Накидная сеть, запретное орудие лова, требовала от рыбака исключительной сноровки и ловкости. Сложенная в лодке, она напоминала никчемную ветошь. Но как только опытный рыбак брал накидную в руки и, размахнувшись, кидал ее в воду с несущегося по быстрине каюка, накидная, распростертая в воде как парашютный купол и влекомая грузилами на дно, плотно накрывала рыбу на большом участке. Потом ее затягивали крепким шнуром, точно гигантский махорочный кисет, и, полную рыбы, вытаскивали на борт.
— Не бойсь, Тришка! Давай на самую круговерть! — приказал Егор.
Когда каюк врезался в белую пену подшлюзной быстрины, Егор, расставив босые ноги, откинул тело назад и сильным движением выбросил накидную. Через минуту он затянул шнур и, выбирая отяжелевшую сеть, крикнул, оскалив зубы, Трифону:
— Во! Не меньше трех пудов!
Покряхтывая от натуги, он перевалил накидную через борт и выбросил на дно каюка трепещущую в отсветах белой речной пены суматошную рыбу.
— Валяй, Тришка!
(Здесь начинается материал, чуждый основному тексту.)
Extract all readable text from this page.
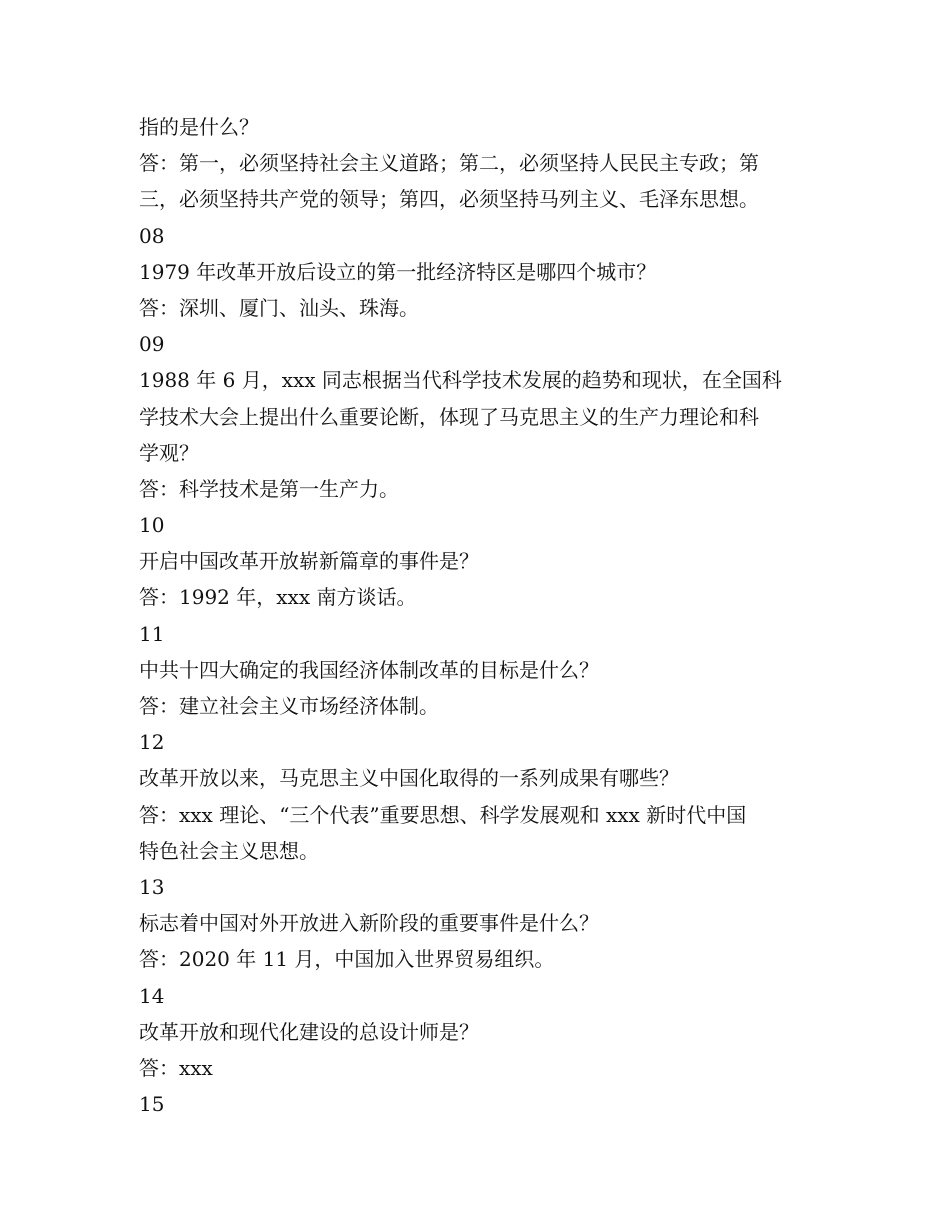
指的是什么？
答：第一，必须坚持社会主义道路；第二，必须坚持人民民主专政；第
三，必须坚持共产党的领导；第四，必须坚持马列主义、毛泽东思想。
08
1979 年改革开放后设立的第一批经济特区是哪四个城市？
答：深圳、厦门、汕头、珠海。
09
1988 年 6 月，xxx 同志根据当代科学技术发展的趋势和现状，在全国科
学技术大会上提出什么重要论断，体现了马克思主义的生产力理论和科
学观？
答：科学技术是第一生产力。
10
开启中国改革开放崭新篇章的事件是？
答：1992 年，xxx 南方谈话。
11
中共十四大确定的我国经济体制改革的目标是什么？
答：建立社会主义市场经济体制。
12
改革开放以来，马克思主义中国化取得的一系列成果有哪些？
答：xxx 理论、“三个代表”重要思想、科学发展观和 xxx 新时代中国
特色社会主义思想。
13
标志着中国对外开放进入新阶段的重要事件是什么？
答：2020 年 11 月，中国加入世界贸易组织。
14
改革开放和现代化建设的总设计师是？
答：xxx
15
Я тебе говорил, что к утру пудов пятнадцать возьмем, не меньше!
Трифон взмахнул веслами, направляя легкий каюк вновь против течения на быстринку, и Егор опять закинул просвиставшую в воздухе накидную. Они бороздили Замануху вдоль и поперек. Каюк, уже наполовину наполненный рыбой, осел глубоко в воду, и Трифону было все тяжелее и тяжелее грести, но Егор не унимался. Ничто вокруг не предвещало опасности, и друзья решили набрать полный каюк рыбы.
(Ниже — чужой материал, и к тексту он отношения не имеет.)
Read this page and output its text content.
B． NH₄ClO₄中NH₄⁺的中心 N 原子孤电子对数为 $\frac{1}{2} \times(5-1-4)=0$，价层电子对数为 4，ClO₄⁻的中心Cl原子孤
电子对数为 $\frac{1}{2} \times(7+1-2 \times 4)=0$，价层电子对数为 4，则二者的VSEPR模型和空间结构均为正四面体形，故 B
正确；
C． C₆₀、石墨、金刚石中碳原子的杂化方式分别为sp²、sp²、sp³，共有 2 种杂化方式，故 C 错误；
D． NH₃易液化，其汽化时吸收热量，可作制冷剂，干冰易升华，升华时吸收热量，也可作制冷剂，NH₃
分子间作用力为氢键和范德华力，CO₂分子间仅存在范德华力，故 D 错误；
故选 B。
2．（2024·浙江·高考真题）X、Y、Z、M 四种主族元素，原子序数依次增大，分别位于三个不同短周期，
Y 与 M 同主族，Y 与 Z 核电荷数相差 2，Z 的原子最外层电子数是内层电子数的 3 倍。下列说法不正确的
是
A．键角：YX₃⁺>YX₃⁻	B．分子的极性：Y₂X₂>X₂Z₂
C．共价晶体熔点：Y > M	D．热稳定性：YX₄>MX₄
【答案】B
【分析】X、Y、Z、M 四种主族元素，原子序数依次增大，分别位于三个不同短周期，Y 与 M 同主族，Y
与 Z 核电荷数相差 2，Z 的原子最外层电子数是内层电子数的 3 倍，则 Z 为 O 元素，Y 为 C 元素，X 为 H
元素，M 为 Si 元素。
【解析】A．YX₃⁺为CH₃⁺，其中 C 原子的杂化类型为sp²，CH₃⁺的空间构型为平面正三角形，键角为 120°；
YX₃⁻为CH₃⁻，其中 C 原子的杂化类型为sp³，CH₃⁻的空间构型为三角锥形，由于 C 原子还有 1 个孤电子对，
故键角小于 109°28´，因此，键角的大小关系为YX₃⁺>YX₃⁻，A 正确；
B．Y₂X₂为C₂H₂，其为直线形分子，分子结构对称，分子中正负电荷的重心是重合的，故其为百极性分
В это время Василий Зубов, сунув в карман пистолет, вышел из хаты на улицу и направился к берегу, где его должен был ждать моторист. Но Василию почему-то не захотелось идти к причалу, и он быстро пошел к домику досмотрщика. Там, видно, еще не спали: сквозь неплотно прикрытые ставни Василий увидел свет лампы.
Он постучал в раму окна.
— Кто там? — раздался недовольный голос Груни.
— Это Зубов, — ответил Василий. — Отец дома?
— Я сейчас, — торопливо ответила девушка, — одну минуту, только оденусь…
В ее голосе слышалась радость, и Василию опять, как тогда, на берегу, захотелось взять Груню на руки и нести куда-то…
— Ничего, Грунечка… — смущенно пробормотал он. — Вы не беспокойтесь… Если отец дома, пусть выйдет, он мне очень нужен.
Через минуту досмотрщик, покашливая, стукнул дверной щеколдой и показался на пороге. Он с тревогой посмотрел на Зубова:
— Я вас слушаю, Василь Кириллыч. Чего-нибудь случилось?
— Нет, ничего не случилось, Иван Никанорович. Возьмите, пожалуйста, весла, пойдем к вашей лодке и погуляем по реке, — сказал Зубов. — Я вначале хотел было ехать своей моторкой, но потом раздумал: шуму много. А лодочкой удобнее всего. Поэтому я вас и побеспокоил.
Они взяли весла, молча спустились к реке, уселись в каюк и оттолкнулись от берега.
— Куда грести, Василь Кириллыч? — спросил Прохоров.